Baseball is us, ain't it?


Good question, Matt. How to fix major league baseball. Hmmmm…. I’m interested in what the readers will have to say. Until they weigh in, allow a stab at it from this keyboard…

Start by fixing little league baseball. Two observations here – Old men who want to take a little batting practice (ok, a lot of batting practice) in mid-July have absolutely no competition for any field in town. They never, absolutely never, run into a gang of kids playing scrub or Indian ball or even just playing catch. Once in a while a father coaches his son on one of the available fields. It is sad to see – or not to see. Empty ballfields are everywhere.

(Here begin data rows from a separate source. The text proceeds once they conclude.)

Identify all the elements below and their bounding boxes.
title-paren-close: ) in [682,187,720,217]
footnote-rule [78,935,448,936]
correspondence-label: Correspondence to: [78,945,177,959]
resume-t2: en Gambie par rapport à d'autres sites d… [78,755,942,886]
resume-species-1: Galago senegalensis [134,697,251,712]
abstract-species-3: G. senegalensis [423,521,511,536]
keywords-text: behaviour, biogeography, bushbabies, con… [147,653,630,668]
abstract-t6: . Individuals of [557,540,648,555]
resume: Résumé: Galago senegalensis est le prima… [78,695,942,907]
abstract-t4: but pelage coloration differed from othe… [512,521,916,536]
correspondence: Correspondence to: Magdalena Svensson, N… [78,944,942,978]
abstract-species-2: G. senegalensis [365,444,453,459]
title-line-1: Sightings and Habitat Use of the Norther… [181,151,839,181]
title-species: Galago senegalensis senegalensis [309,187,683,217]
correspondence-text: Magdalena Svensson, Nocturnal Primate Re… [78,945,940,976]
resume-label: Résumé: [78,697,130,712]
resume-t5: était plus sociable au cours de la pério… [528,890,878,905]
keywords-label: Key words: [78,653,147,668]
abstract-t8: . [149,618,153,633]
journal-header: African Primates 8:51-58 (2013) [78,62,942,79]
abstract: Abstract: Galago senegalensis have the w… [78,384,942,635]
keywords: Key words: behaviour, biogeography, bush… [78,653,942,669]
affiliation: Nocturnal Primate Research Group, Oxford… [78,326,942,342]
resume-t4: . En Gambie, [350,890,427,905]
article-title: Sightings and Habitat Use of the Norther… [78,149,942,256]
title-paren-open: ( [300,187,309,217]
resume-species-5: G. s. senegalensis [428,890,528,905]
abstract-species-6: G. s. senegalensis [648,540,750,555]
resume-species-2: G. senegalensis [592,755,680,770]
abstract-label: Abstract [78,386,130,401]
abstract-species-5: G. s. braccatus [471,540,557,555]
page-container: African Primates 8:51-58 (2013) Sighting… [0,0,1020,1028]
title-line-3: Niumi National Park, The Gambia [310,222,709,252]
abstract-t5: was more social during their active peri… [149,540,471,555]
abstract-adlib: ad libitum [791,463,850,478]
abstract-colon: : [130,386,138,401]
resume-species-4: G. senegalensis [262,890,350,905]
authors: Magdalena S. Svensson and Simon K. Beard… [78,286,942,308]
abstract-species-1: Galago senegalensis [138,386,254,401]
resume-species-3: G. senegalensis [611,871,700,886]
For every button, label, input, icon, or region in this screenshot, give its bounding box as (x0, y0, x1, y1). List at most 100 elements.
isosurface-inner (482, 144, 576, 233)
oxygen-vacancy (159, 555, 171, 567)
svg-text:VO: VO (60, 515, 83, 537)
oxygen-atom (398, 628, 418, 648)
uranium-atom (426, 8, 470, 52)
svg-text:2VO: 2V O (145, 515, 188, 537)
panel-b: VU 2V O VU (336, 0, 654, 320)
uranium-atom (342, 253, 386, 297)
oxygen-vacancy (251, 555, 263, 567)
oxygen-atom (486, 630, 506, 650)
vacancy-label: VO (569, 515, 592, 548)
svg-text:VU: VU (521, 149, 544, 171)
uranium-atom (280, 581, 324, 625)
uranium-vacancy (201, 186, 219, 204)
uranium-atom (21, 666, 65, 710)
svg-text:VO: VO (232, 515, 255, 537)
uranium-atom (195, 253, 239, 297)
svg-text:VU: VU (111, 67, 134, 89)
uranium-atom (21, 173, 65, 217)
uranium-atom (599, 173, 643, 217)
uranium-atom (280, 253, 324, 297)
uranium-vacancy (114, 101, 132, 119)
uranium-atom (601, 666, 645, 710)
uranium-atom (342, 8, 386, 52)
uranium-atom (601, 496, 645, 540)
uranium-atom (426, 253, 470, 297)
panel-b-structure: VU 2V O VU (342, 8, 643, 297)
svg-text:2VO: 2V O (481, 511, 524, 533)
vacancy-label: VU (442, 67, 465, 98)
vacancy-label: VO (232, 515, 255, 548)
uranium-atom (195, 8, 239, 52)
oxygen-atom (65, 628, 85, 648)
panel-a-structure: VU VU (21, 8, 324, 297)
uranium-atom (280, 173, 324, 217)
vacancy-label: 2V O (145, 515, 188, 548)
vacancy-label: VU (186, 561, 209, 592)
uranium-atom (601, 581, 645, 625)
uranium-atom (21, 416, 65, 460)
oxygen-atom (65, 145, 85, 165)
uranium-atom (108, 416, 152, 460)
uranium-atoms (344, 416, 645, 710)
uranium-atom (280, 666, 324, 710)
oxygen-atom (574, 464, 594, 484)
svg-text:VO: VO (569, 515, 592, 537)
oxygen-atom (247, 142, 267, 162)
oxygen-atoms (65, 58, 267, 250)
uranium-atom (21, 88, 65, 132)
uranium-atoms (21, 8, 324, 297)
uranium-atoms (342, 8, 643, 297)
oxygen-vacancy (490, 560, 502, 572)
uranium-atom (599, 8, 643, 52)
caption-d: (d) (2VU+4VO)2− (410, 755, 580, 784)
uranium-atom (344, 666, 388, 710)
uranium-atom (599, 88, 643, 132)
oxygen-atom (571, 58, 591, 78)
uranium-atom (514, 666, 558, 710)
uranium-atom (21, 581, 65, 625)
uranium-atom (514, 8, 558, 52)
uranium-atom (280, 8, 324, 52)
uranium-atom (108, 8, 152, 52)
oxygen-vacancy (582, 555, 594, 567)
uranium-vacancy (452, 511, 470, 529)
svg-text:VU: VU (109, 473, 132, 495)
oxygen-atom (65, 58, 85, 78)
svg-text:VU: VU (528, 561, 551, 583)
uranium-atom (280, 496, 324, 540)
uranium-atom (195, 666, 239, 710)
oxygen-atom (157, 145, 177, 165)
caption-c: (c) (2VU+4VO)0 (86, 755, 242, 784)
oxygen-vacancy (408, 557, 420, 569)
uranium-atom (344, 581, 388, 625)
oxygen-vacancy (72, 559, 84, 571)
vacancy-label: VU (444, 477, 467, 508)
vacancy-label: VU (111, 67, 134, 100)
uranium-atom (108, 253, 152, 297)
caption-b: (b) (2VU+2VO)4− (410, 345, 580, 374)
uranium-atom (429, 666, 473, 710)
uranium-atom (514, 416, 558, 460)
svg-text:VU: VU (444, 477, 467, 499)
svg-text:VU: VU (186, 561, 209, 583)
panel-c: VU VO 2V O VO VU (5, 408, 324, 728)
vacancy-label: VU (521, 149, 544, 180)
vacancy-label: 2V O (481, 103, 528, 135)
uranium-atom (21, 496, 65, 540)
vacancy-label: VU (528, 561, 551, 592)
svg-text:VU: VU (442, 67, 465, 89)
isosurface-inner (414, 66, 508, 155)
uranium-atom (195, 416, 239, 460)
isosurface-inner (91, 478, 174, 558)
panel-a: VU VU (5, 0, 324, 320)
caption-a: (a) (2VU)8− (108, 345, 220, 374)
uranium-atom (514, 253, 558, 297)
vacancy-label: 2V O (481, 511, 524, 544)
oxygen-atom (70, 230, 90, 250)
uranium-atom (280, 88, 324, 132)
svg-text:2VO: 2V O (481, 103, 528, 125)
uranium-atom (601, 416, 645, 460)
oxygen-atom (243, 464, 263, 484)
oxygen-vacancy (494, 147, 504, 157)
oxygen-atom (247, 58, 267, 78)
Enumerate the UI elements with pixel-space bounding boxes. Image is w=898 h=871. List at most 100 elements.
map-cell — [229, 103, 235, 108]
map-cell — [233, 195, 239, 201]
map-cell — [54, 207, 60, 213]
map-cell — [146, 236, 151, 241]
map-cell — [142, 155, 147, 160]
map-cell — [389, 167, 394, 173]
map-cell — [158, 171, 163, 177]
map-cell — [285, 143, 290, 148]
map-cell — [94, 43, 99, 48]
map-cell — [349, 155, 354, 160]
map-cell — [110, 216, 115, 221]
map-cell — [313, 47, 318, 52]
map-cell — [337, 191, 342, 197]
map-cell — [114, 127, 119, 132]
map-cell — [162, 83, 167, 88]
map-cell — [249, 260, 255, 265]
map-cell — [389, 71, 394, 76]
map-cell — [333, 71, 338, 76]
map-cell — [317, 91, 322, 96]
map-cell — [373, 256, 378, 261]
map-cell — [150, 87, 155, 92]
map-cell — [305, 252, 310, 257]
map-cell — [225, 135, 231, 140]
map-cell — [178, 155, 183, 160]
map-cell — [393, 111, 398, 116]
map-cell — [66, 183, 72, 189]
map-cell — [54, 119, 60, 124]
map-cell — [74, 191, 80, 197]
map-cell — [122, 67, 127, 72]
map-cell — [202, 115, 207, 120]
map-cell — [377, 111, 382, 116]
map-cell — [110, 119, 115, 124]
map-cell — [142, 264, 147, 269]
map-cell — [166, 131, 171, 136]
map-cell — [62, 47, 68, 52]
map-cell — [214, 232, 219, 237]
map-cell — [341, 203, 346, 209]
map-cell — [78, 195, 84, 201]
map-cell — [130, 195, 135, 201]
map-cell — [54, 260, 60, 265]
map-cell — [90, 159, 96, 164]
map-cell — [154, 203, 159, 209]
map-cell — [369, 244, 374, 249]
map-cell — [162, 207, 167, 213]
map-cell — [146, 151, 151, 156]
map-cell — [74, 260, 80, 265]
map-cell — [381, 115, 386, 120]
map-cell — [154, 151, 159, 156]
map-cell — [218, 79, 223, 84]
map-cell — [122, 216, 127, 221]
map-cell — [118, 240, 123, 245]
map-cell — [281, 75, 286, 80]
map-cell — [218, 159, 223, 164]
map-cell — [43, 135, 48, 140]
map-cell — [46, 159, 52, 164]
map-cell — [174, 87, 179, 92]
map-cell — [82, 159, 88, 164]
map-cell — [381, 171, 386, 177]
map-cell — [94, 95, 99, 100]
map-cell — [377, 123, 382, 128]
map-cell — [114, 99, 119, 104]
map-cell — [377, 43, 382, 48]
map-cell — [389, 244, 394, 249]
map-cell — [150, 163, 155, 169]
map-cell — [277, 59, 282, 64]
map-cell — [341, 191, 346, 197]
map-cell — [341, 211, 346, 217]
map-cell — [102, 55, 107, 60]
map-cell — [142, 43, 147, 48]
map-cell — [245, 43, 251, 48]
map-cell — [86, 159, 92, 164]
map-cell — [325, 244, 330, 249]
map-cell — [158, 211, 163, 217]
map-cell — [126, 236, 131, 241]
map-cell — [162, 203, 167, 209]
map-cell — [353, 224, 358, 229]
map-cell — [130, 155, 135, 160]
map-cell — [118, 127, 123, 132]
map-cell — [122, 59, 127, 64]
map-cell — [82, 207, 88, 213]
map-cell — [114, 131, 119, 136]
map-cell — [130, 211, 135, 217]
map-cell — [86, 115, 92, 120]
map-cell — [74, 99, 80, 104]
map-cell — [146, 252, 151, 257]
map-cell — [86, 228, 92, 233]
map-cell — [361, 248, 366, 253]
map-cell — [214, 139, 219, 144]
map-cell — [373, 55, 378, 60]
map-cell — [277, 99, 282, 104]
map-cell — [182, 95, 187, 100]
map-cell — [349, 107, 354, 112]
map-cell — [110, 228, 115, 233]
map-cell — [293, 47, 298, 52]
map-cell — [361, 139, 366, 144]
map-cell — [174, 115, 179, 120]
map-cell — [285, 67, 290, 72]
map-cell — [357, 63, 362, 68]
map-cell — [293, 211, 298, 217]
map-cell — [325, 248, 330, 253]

The only real competition for fields is Big League Little League.

Big League Little League looks like a lot of work and not much fun. Every teaching tool in the Baseball Express catalogue is employed on the field. Harried kids run from station to station imitating Tom Emanski’s rotational swing. The stakes look pretty high.

As kids, the old men played from breakfast to dinner with no supervision. They got fifty at-bats a day, played thirty innings, peered over shoulders at Playboy centerfolds, drank a lot of Nehi Orange, shouted dibs on which major leaguer they wanted to be that day, and fell head over heels in love with the game, and a Playboy bunny or two.

Some of the college players I meet today are already burned out.

So, start with Big League Little League.

The problem is that baseball has always reflected what was happening in America at the time. Today it reflects a brand of joyless ruthlessness, aggressive acquisitiveness, and nearly complete disdain for either the rules or the idea of fairness. Now, that’s an unhappy mouthful, but it rings true. These are precisely the elements of our current flirtation with economic disaster.

The distinction here is between a person willing to risk drugs just to be able to play the game and a person who was already probably the best athlete the game had ever seen who just wanted, apparently, to actually be worth $245 million -- or more, later -- and by any means necessary. It was clearly about money, greed, and fame. It wasn't about the game. That's where we're at in America and that's where we've been in baseball.

Maybe we can lure my buddy Walk22 to unload on this. Or some of the other deep thinkers we know.

And, maybe Henry will chime in on this later. It would be interesting to get his perspective. The literature of baseball also provides a mirror on American life. Much of the literature pits greed against the game. This theme is not new.